Our most significant competitors are DBS providers and certain
telephone companies that offer services that provide features and
functions similar to our video, high-speed Internet, and telephone
services, including in some cases wireless services and they also
offer these services in bundles similar to ours. See “Business
— Competition.” In the recent past, we have grown revenues by
offsetting basic video customer losses with price increases and sales of
incremental services such as high-speed Internet, OnDemand, DVR,
high definition television, and telephone. We expect to continue to
grow revenues in this manner and in addition, we expect to increase
revenues by expanding the sales of our services to our commercial
customers. However, we cannot assure you that we will be able to
grow revenues at recent historical rates. Our business plans include
goals for increasing the number of customers which contribute to
recurring revenue and the opportunity to sell additional services
to existing customers. In 2011, we may continue to experience
challenges in increasing, or we may continue to lose, customers.
Approximately 87% and 84% of our revenues for the years ended
December 31, 2010 and 2009, respectively, are attributable to
monthly subscription fees charged to customers for our video,
high-speed Internet, telephone, and commercial services provided
by our cable systems.

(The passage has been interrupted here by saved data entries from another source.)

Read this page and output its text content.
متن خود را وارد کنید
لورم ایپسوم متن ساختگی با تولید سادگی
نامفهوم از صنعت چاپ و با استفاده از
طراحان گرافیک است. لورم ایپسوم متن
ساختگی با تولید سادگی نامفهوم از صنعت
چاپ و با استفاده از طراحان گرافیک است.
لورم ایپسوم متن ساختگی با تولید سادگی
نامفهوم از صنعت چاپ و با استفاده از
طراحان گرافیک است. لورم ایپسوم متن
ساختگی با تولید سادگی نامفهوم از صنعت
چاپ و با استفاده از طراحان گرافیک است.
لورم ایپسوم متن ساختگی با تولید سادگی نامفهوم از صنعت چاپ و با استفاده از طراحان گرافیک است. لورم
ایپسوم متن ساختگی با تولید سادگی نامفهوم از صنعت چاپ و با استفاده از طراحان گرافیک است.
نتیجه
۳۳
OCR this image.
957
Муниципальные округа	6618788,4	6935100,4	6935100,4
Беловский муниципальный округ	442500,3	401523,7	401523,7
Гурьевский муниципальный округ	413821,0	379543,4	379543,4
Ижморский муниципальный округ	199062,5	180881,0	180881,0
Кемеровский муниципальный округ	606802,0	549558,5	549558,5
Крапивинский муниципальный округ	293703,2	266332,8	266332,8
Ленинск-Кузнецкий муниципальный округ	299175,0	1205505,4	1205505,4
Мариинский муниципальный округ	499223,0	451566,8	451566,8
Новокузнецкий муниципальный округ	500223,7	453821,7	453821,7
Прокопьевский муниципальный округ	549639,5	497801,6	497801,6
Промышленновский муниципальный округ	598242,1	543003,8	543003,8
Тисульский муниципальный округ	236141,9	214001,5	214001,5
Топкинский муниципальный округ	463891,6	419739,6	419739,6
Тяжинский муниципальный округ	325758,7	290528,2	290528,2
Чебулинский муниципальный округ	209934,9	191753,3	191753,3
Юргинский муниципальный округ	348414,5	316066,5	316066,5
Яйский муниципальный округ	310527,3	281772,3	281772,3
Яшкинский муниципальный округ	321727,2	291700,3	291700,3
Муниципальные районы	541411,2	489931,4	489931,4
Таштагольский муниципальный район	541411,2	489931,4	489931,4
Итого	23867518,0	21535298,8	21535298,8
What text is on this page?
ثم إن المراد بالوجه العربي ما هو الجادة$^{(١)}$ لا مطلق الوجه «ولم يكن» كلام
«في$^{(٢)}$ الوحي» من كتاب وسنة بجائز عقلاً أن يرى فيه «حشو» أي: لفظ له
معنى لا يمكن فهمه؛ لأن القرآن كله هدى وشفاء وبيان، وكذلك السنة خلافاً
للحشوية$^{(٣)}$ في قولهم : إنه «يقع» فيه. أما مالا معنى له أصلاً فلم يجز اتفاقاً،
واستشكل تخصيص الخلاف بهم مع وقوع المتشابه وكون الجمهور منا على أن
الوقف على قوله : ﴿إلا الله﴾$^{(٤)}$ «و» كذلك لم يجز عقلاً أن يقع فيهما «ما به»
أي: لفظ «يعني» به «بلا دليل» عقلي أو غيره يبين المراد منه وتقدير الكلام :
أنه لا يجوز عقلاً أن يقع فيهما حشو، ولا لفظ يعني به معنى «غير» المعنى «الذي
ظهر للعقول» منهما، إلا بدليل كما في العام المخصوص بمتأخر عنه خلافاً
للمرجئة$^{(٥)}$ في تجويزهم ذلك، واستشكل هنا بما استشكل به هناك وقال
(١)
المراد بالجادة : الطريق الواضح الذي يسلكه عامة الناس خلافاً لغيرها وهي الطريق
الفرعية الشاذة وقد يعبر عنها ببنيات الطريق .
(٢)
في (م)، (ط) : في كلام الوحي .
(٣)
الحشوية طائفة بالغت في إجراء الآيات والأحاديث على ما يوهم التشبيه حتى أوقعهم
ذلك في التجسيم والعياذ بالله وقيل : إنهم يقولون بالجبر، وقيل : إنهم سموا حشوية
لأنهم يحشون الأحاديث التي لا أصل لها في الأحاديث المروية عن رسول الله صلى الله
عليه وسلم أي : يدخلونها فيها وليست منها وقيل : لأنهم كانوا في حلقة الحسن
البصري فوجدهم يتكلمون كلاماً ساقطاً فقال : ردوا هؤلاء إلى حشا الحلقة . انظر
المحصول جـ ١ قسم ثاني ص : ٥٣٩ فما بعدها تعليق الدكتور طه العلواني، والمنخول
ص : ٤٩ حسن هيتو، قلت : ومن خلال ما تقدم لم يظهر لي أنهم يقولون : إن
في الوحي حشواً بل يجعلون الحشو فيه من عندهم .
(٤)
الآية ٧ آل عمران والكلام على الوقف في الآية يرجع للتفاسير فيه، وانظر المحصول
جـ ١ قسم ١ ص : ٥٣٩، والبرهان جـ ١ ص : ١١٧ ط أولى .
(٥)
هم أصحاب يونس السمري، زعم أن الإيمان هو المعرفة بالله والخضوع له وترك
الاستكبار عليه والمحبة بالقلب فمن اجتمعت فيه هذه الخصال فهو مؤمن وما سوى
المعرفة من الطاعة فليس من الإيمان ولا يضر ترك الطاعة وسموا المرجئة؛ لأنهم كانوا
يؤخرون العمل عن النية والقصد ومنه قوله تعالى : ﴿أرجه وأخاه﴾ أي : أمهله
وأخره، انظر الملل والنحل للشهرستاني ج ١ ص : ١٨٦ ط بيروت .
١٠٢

Generally, these customer subscriptions may
be discontinued by the customer at any time. e remaining 13%
and 16% of revenue for fiscal years 2010 and 2009, respectively, is
derived primarily from advertising revenues, franchise fee revenues
(which are collected by us but then paid to local franchising
authorities), pay-per-view and OnDemand programming, installation
or reconnection fees charged to customers to commence or reinstate
service, and commissions related to the sale of merchandise by home
shopping services.
Our expenses primarily consist of operating costs, selling, general
and administrative expenses, depreciation and amortization expense,
impairment of franchise intangibles and interest expense. Operating
costs primarily include programming costs, the cost of our workforce,
cable service related expenses, advertising sales costs and franchise
fees. Selling, general and administrative expenses primarily include
salaries and benefits, rent expense, billing costs, call center costs,
internal network costs, bad debt expense, and property taxes. We
control our costs of operations by maintaining strict controls on
expenditures. More specifically, we are focused on managing our cost
structure by improving workforce productivity, and leveraging our
scale, and increasing the effectiveness of our purchasing activities.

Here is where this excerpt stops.